Heres the latest.
A Dutch ship towing a high-tech US Navy listening device is trawling the Atlantic for data and voice recorders that investigators say are key to determining what caused an Air France jet to crash with 228 people on board.
The navy device, called a Towed Pinger Locator, will try to detect emergency audio beacons, or pings, from Flight 447's black boxes, which could be lying thousands of feet below the ocean surface.
Without the recorders it may be impossible to know what caused the Airbus A330, which had five Britons aboard, to crash several hundred miles off Brazil's north-eastern coast.
The locator device is capable of searching to a depth of 20,000 feet. The first of two devices was towed in on Sunday by a Dutch ship contracted by France.
US Air Force colonel Willie Berges, commander of the American military forces supporting the search operation, said the locator device would start operating as soon as searchers were sure it would not interfere with a French nuclear submarine already searching for the black boxes.
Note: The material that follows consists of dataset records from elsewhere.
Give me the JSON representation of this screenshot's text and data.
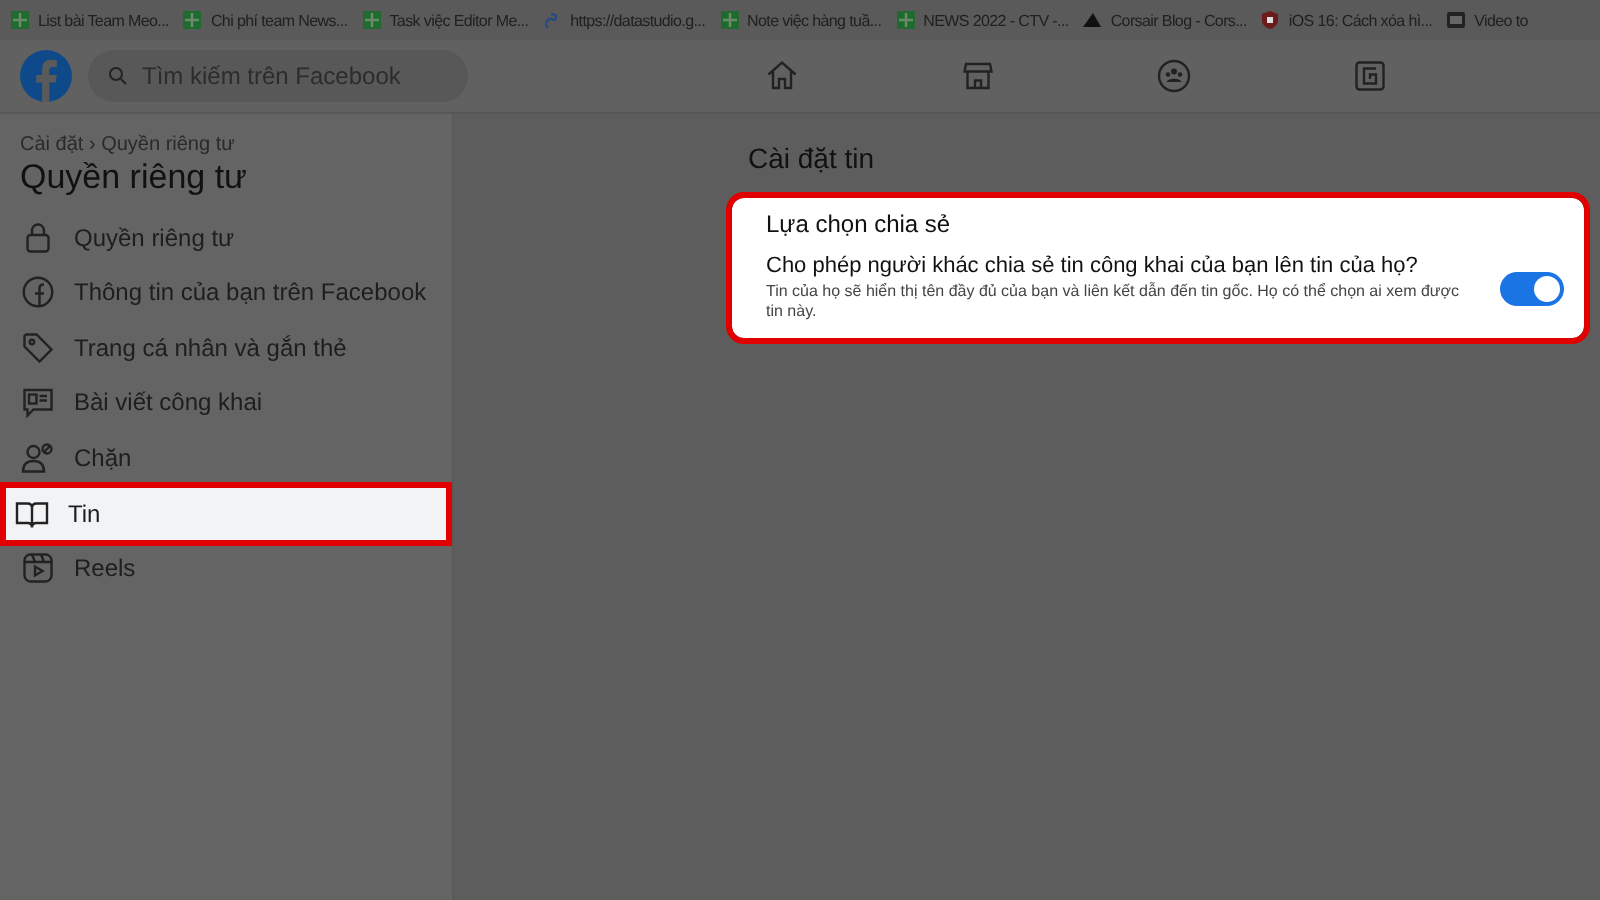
{
  "bookmarks": [
    {
      "label": "List bài Team Meo..."
    },
    {
      "label": "Chi phí team News..."
    },
    {
      "label": "Task việc Editor Me..."
    },
    {
      "label": "https://datastudio.g..."
    },
    {
      "label": "Note việc hàng tuầ..."
    },
    {
      "label": "NEWS 2022 - CTV -..."
    },
    {
      "label": "Corsair Blog - Cors..."
    },
    {
      "label": "iOS 16: Cách xóa hì..."
    },
    {
      "label": "Video to"
    }
  ],
  "topbar": {
    "search": {
      "placeholder": "Tìm kiếm trên Facebook"
    }
  },
  "sidebar": {
    "breadcrumb": "Cài đặt › Quyền riêng tư",
    "title": "Quyền riêng tư",
    "items": [
      {
        "label": "Quyền riêng tư",
        "selected": false,
        "highlighted": false
      },
      {
        "label": "Thông tin của bạn trên Facebook",
        "selected": false,
        "highlighted": false
      },
      {
        "label": "Trang cá nhân và gắn thẻ",
        "selected": false,
        "highlighted": false
      },
      {
        "label": "Bài viết công khai",
        "selected": false,
        "highlighted": false
      },
      {
        "label": "Chặn",
        "selected": false,
        "highlighted": false
      },
      {
        "label": "Tin",
        "selected": true,
        "highlighted": true
      },
      {
        "label": "Reels",
        "selected": false,
        "highlighted": false
      }
    ]
  },
  "main": {
    "heading": "Cài đặt tin",
    "card": {
      "title": "Lựa chọn chia sẻ",
      "highlighted": true,
      "setting": {
        "label": "Cho phép người khác chia sẻ tin công khai của bạn lên tin của họ?",
        "description": "Tin của họ sẽ hiển thị tên đầy đủ của bạn và liên kết dẫn đến tin gốc. Họ có thể chọn ai xem được tin này.",
        "on": true
      }
    }
  }
}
Another Dutch ship carrying a second listening device will arrive later on Monday.
The ships will tow the locators in a grid pattern while 10-person teams watch for signals on computer screens.
The search area includes some of the deepest waters of the Atlantic and in two more weeks the boxes' signals will begin to fade.
In Paris, the head of Airbus's parent company said there was probably more than one reason for the crash.
"In such an accident there is not one cause," EADS chief executive Louis Gallois said. "It's the convergence of different causes creating such an accident. It's essential for everybody to know what happened and we know that it's not easy. I hope we will find the black box."